Georgia and the Carolinas will be most at risk from tropical storms, with near- to slightly below-normal risks along the rest of the U.S. coastline, WSI said in its first hurricane season report of the year.

WSI’s 2010 forecast numbers fall between the 1950-2009 average of 10 named storms, six hurricanes and three intense hurricanes and the 1995-2009 average of 14 named storms, eight hurricanes and four intense hurricanes.

Nine named storms formed during 2009, including three hurricanes, two of them intense. In August the season’s first hurricane, Bill, reached Category Four status for a short time while it was still south of Bermuda (see Daily GPI, Aug. 20). The storm caused rough seas and unusually high tides along much of the East Coast but did not make landfall until it passed over southeastern Newfoundland. In September Fred also became a major hurricane but weakened considerably while still in the eastern Atlantic and was never a serious threat to land. The tail end of the uneventful hurricane season was punctuated by the threat of Hurricane Ida, which in November sent some offshore operators scurrying to evacuate crews and shut in production in the eastern Gulf of Mexico. However, Ida’s impact was short-lived.
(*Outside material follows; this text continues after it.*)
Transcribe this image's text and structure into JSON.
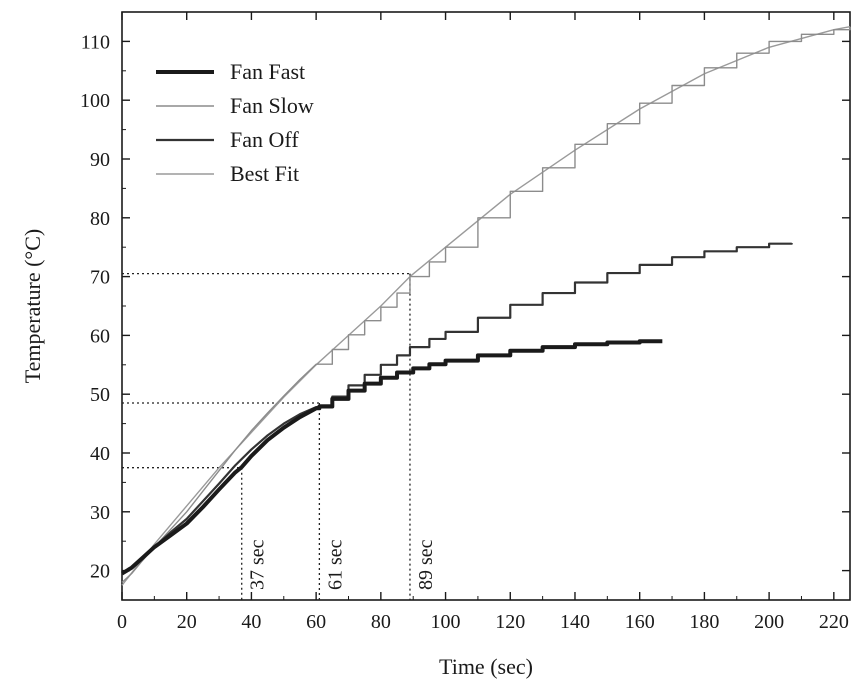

“2009 was the quietest tropical season since 1997, as an emerging El Nino event combined with relatively cool tropical Atlantic waters to suppress widespread development,” said WSI seasonal forecaster Todd Crawford. “The previous five El Nino events have all been followed by significant increases in tropical activity the following summer as the vertical shear weakens and the tropical Atlantic warms up. We expect a similar result this summer, and feel that our current forecast numbers are more likely to be adjusted upwards rather than downwards as we get closer to the season.”

The WSI forecast was generally in line with the predictions of Colorado State University hurricane forecasters, who have said they expect above-average activity and a higher-than-average probability of a major storm making landfall in the United States and the Caribbean (see Daily GPI, Dec. 11, 2009).